Article
à paraître dans Supérieur Inconnu n°5
(octobre 2007)
Lectures
des auteurs des éditions “Caméras animales”
(A la Galerie MYCROFT, 13, rue Ternaux, près de la rue
Oberkampf, samedi 16 juin 2007, à 20h)
Je sais seulement qu’une trentaine d’auteurs relevant
du bizarre vont lire ce soir. Une petite foule se presse contre
les voitures garées et sur le trottoir devant la minuscule
galerie qui met en évidence quelques livres des éditions
“Caméras animales” dans sa vitrine. Un livre
collectif vient de sortir à couverture dorée. D’autres
présentent le travail d’un seul artiste. Tristan
Ranx, Mimi, Roselyne, sont présents, et ceux qui vont lire,
comme Delamare-Deboutteville, Philippe Boisnard, “TH”,
et bien d’autres. Le premier intervenant (neR) énonce
d’une voix forte les éléments circulaires
du “second théorème” qui n’en
connaîtra aucun autre. Bière et vodka coulent pour
les invités, et les auteurs se pressent à l’intérieur
du local nu, à l’exception d’un bureau métallique
et d’un petit meuble en rotin pour les livres.
Pour l’apparence vestimentaire, c’est un groupe anar,
cheveux longs pour les garçons, tenues cool pour les filles.
Des anars qui auraient rencontré l’informatique et
le monde des “DJ”, extrêmement courtois par
ailleurs.

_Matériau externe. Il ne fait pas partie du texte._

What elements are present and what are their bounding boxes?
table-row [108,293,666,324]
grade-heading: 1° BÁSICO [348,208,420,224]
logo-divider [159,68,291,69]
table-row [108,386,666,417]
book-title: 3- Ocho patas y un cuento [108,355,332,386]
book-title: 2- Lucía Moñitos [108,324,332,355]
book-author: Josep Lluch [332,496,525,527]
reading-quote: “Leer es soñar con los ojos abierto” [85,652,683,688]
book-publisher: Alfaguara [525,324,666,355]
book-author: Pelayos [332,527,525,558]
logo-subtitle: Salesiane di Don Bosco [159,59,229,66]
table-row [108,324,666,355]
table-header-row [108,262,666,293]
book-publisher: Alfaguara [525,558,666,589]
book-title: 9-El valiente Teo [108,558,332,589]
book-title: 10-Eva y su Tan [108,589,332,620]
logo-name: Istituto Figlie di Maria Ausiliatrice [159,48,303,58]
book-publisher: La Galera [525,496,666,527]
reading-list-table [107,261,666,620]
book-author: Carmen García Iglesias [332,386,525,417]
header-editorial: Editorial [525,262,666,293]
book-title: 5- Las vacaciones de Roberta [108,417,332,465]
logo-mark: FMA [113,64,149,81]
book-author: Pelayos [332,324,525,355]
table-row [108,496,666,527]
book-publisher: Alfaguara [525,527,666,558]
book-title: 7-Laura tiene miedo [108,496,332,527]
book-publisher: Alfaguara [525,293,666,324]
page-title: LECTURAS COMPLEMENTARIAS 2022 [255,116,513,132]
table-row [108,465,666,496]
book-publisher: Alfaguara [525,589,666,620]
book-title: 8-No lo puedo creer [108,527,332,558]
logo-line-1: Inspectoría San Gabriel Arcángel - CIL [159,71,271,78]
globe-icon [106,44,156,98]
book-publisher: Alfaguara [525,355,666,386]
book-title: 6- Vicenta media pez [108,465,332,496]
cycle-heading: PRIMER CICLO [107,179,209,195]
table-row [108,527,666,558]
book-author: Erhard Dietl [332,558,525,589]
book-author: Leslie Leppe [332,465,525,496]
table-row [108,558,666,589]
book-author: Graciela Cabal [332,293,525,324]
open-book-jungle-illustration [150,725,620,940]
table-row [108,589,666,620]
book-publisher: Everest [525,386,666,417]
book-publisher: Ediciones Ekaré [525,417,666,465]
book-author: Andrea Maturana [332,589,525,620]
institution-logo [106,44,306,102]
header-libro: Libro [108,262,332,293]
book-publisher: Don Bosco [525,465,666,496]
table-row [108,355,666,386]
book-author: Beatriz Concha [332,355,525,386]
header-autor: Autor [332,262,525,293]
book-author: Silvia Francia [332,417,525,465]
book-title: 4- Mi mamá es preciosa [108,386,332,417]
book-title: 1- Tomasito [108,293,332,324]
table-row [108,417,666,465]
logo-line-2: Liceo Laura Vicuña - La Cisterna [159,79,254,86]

La violence est mimée, et le plus souvent contenue
dans la profération à haute voix de textes qui tordent
les mots usés (celui de “liberté” par
exemple) (Mathias Richard) et qui ont le mordant suffisant pour
débusquer la posture de l’artiste, du poète
en particulier. Le contenu est entrelardé de références
un peu sales, “trash”, où l’organique
et le sexuel servent de sésame, avec une orientation parodiquement
cannibale. Buveurs de sang, ou buveurs de sperme. La soirée
semble flottante alors qu’elle est parfaitement huilée
à sa manière, et chacun viendra, rappelé
à l’ordre d’une “performance”,
exactement à son heure. Un jeune artiste (Joachim Montessuis)
utilise son micro pour des feulements et des souffles retransmis
à travers de grosses enceintes. Les effets de larsen
déchirent les tympans non moins que cette voix. Mais voici
le célèbre “TH” qui réclame son
“caddie” remplie d’un matériel pléthorique
et obsolète. A lui seul il représente une parodie
efficace des performances et des installations financées
par les DRAC et autres organismes. Il commence par offrir à
la ronde un bidon de déboucheur à la soude, non
sans prendre la première rasade. Le goût est étrange…
comme un rite, ou une Eucharistie de l’art à l’envers.
Il extrait de son barda une masse avec laquelle il décapite
le petit robot à boule argentée qu’il avait
patiemment installé. Puis il reprend tout le rituel de
l’installation à l’envers, non sans exhiber
un énorme sac “ED”, puis une brassée
de cartes de VIP, car une de ses spécialités était
de perturber le soirées mondaines et culturelles. En somme,
un certain culte de la destruction, même symbolique, est
partout présent. Démolir et reconstruire sur des
bases moins pourries un hypothétique futur, tel est l’enjeu
néo-punk de ces artistes qui saccagent avec allégresse
les dernières illusions de l’art, et de ses saines
valeurs diffusées au plus grand nombre.
La sono est peut-être démolie : tant pis ou tant
mieux, car les machines désirantes de Deleuze se rebranchent
ici à l’infini des possibles.
D’autres artistes se présentent et s’asseoient
ou se tiennent debout derrière le bureau pour lire ou expliquer
leur travail, comme celui-ci (Philippe Boisnard) qui affirme qu’il
faut maintenant produire le “syntexte du syntexte”,
bref que la machine produise elle-même le texte qui va être
entendu.
Un jeune homme (Christophe Siébert aka Konsstrukt) lit
le récit de son immersion dans le monde des SDF, entre
Fnac climatisé et bancs de square, et il tourne en rond,
nuque inclinée pour lire ce récit, accompagné
par des stridences de clarinette qui le rendent presque inaudible.
Tristan Ranx évoque pour sa part la mémoire du “Vat”
(D’Annunzio) et de Mario Carli dans un beau dialogue. Bref,
on est en pleine création, avec des hauts et des bas, mais
malgré tout sous les auspices de Ghérasim Luca,
d’Artaud, et de Jacques Rigaut. Et la société
de consommation abrutissante, les faux-semblants de la “Culture”
moderne en prennent pour leur grade. Attention ! voici les cannibales,
les nouveaux Apaches aux terminaisons numériques.